Quem diria que a ficção-científica
poderia partir da própria literatura e assumir compromissos com a antropologia,
psicologia, sociologia e outras coisas mais? É o que acontece em “A Mão
Esquerda da Escuridão”, da escritora norte-americana Ursula K. Le Guin.
Genly Ali, o protagonista, é um
representante de uma grande união de planetas habitados pela raça humana – o
Ekumen – que visa o comércio e a troca de ideias, conhecimento e cultura entre
os mundos que o compõem. Enviado ao gelado planeta Gethen, ou mais conhecido
como “Planeta Inverno”, Genly Ali almeja que tal mundo também possa se unir ao
Ekumen e estabelecer contato com o resto da humanidade que ocupa a galáxia; mas
as diferenças entre seus povos são gritantes.
Não se sabe ao certo como os
humanos de Gethen assumiram a forma que possuem; se foram obra da seleção
natural ou de alguma experiência distante dos primeiros humanos que visitarem o
planeta, mas o fato é que os gethenianos possuem uma forma andrógena onde não
há uma sexualidade estabelecida, isto é, durante a maior parte do tempo são
totalmente assexuados. Todos possuem traços masculinos e femininos,
impossibilitando a identificação convencional de homem ou mulher. A sexualidade
só aflora nos momentos do “kemmer”, o que pode ser considerado vulgarmente como
uma espécie de cio, onde dois gethenianos se unem e, dependendo do fluxo
hormonal, um assume a forma feminina e o outro a forma masculina.
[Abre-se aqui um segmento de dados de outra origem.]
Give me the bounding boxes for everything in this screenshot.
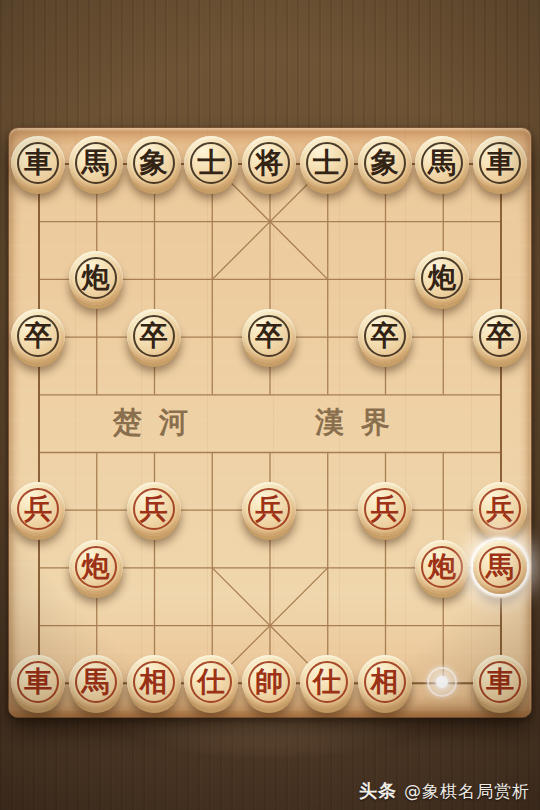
piece-glyph: 兵 bbox=[473, 482, 527, 536]
piece-red-soldier[interactable]: 兵 bbox=[242, 482, 296, 536]
piece-glyph: 相 bbox=[358, 655, 412, 709]
piece-glyph: 象 bbox=[127, 136, 181, 190]
piece-black-horse[interactable]: 馬 bbox=[69, 136, 123, 190]
piece-glyph: 馬 bbox=[415, 136, 469, 190]
piece-black-elephant[interactable]: 象 bbox=[358, 136, 412, 190]
piece-glyph: 炮 bbox=[69, 540, 123, 594]
piece-glyph: 仕 bbox=[184, 655, 238, 709]
piece-red-chariot[interactable]: 車 bbox=[473, 655, 527, 709]
piece-black-soldier[interactable]: 卒 bbox=[358, 309, 412, 363]
piece-glyph: 卒 bbox=[473, 309, 527, 363]
piece-red-elephant[interactable]: 相 bbox=[127, 655, 181, 709]
piece-glyph: 帥 bbox=[242, 655, 296, 709]
piece-glyph: 士 bbox=[300, 136, 354, 190]
piece-black-soldier[interactable]: 卒 bbox=[473, 309, 527, 363]
piece-glyph: 馬 bbox=[473, 540, 527, 594]
piece-glyph: 卒 bbox=[11, 309, 65, 363]
piece-red-horse[interactable]: 馬 bbox=[69, 655, 123, 709]
piece-glyph: 卒 bbox=[242, 309, 296, 363]
piece-red-advisor[interactable]: 仕 bbox=[300, 655, 354, 709]
piece-red-elephant[interactable]: 相 bbox=[358, 655, 412, 709]
piece-black-advisor[interactable]: 士 bbox=[300, 136, 354, 190]
piece-red-advisor[interactable]: 仕 bbox=[184, 655, 238, 709]
piece-glyph: 車 bbox=[473, 655, 527, 709]
piece-glyph: 兵 bbox=[358, 482, 412, 536]
piece-glyph: 車 bbox=[11, 655, 65, 709]
piece-black-horse[interactable]: 馬 bbox=[415, 136, 469, 190]
piece-red-soldier[interactable]: 兵 bbox=[11, 482, 65, 536]
piece-red-soldier[interactable]: 兵 bbox=[358, 482, 412, 536]
watermark: 头条@象棋名局赏析 bbox=[359, 779, 530, 803]
xiangqi-app-screen: 楚河 漢界 車馬象士将士象馬車炮炮卒卒卒卒卒兵兵兵兵兵炮炮馬車馬相仕帥仕相車 头… bbox=[0, 0, 540, 810]
piece-glyph: 兵 bbox=[127, 482, 181, 536]
piece-glyph: 象 bbox=[358, 136, 412, 190]
pieces-layer: 車馬象士将士象馬車炮炮卒卒卒卒卒兵兵兵兵兵炮炮馬車馬相仕帥仕相車 bbox=[0, 0, 540, 810]
piece-glyph: 卒 bbox=[127, 309, 181, 363]
piece-glyph: 炮 bbox=[415, 251, 469, 305]
piece-red-cannon[interactable]: 炮 bbox=[69, 540, 123, 594]
piece-black-cannon[interactable]: 炮 bbox=[415, 251, 469, 305]
watermark-handle: @象棋名局赏析 bbox=[404, 781, 530, 801]
piece-glyph: 士 bbox=[184, 136, 238, 190]
piece-red-cannon[interactable]: 炮 bbox=[415, 540, 469, 594]
piece-glyph: 仕 bbox=[300, 655, 354, 709]
piece-red-soldier[interactable]: 兵 bbox=[473, 482, 527, 536]
piece-glyph: 相 bbox=[127, 655, 181, 709]
piece-black-soldier[interactable]: 卒 bbox=[242, 309, 296, 363]
piece-red-chariot[interactable]: 車 bbox=[11, 655, 65, 709]
piece-black-cannon[interactable]: 炮 bbox=[69, 251, 123, 305]
piece-glyph: 兵 bbox=[242, 482, 296, 536]
piece-glyph: 炮 bbox=[415, 540, 469, 594]
piece-red-general[interactable]: 帥 bbox=[242, 655, 296, 709]
piece-glyph: 馬 bbox=[69, 136, 123, 190]
piece-black-soldier[interactable]: 卒 bbox=[11, 309, 65, 363]
piece-glyph: 車 bbox=[473, 136, 527, 190]
piece-glyph: 炮 bbox=[69, 251, 123, 305]
piece-glyph: 将 bbox=[242, 136, 296, 190]
piece-black-soldier[interactable]: 卒 bbox=[127, 309, 181, 363]
piece-black-elephant[interactable]: 象 bbox=[127, 136, 181, 190]
piece-glyph: 馬 bbox=[69, 655, 123, 709]
piece-glyph: 兵 bbox=[11, 482, 65, 536]
piece-black-chariot[interactable]: 車 bbox=[473, 136, 527, 190]
piece-glyph: 卒 bbox=[358, 309, 412, 363]
piece-red-horse[interactable]: 馬 bbox=[473, 540, 527, 594]
watermark-prefix: 头条 bbox=[359, 780, 397, 801]
piece-black-advisor[interactable]: 士 bbox=[184, 136, 238, 190]
piece-glyph: 車 bbox=[11, 136, 65, 190]
piece-red-soldier[interactable]: 兵 bbox=[127, 482, 181, 536]
piece-black-general[interactable]: 将 bbox=[242, 136, 296, 190]
piece-black-chariot[interactable]: 車 bbox=[11, 136, 65, 190]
Como homem e
mulher residem em cada indivíduo, qualquer um poder ser mãe ou pai.
Seu modo de vida totalmente
diferenciado serve para deixar claro que no embate de culturas, há sempre
pontos de vista diferentes. Quando Genly Ali questiona o porquê de todos os
veículos gethenianos não ultrapassarem 40 km/h, a resposta é simples e óbvia:
Porque precisa ser mais veloz?
Genly Ali impressiona e assusta os
nativos. É centro de curiosidade de alguns e alvo de ataque para outros. Os
extremistas o chamam de pervertido, por ter uma sexualidade definida
permanentemente e poder ter relações sexuais a qualquer momento, além de
temerem uma invasão militar do grupo que o mesmo o representa. Outros o
consideram um lunático, que relata absurdos, afirmando que veio de outro mundo
há dezenas de anos luz de distância –, os gethenianos não desenvolveram nenhum
veículo capaz de voar.
Seu único aliado é Estraven, um
nativo que acaba por cometer erros e envolve Genly em várias intrigas internas
que causam tensão entre as duas maiores nações de Gethen, “Karhide” e
“Orgoreyn”, levando em consideração a época em que a obra foi escrita, nos
anos 60, notamos que ambas as nações e a tensão entre elas trata-se de uma
alegoria da Guerra Fria, onde Karhide representa o Ocidente e Orgoreyn
representa a União Soviética.
A narrativa é construída de forma
brilhante, intercalando entre os eventuais relatos do próprio Genly Ali, contos
e lendas da cultura de Gethen e relatos de Estravem, o que deixa o leitor a par
dos conceitos, dos mitos que ergueram aqueles humanos, da religiosidade e
também da dualidade sempre presente.
Vencedor das categorias máximas
nos prêmios Hugo Awars e Nebula, “A Mão Esquerda da Escuridão” é um exercício
para a criatividade, onde até as imagens são difíceis de imaginar sem um
esforço do próprio leitor, o que encanta ainda mais! O certo e o errado, o
ofensivo e o honroso, a forma como a sexualidade é retratada; tudo é diferente
e temos que ter em mente que o que nos é estranho é sempre mais fácil de ser
julgado, assim como também que tal preconcepção deve ser combatida.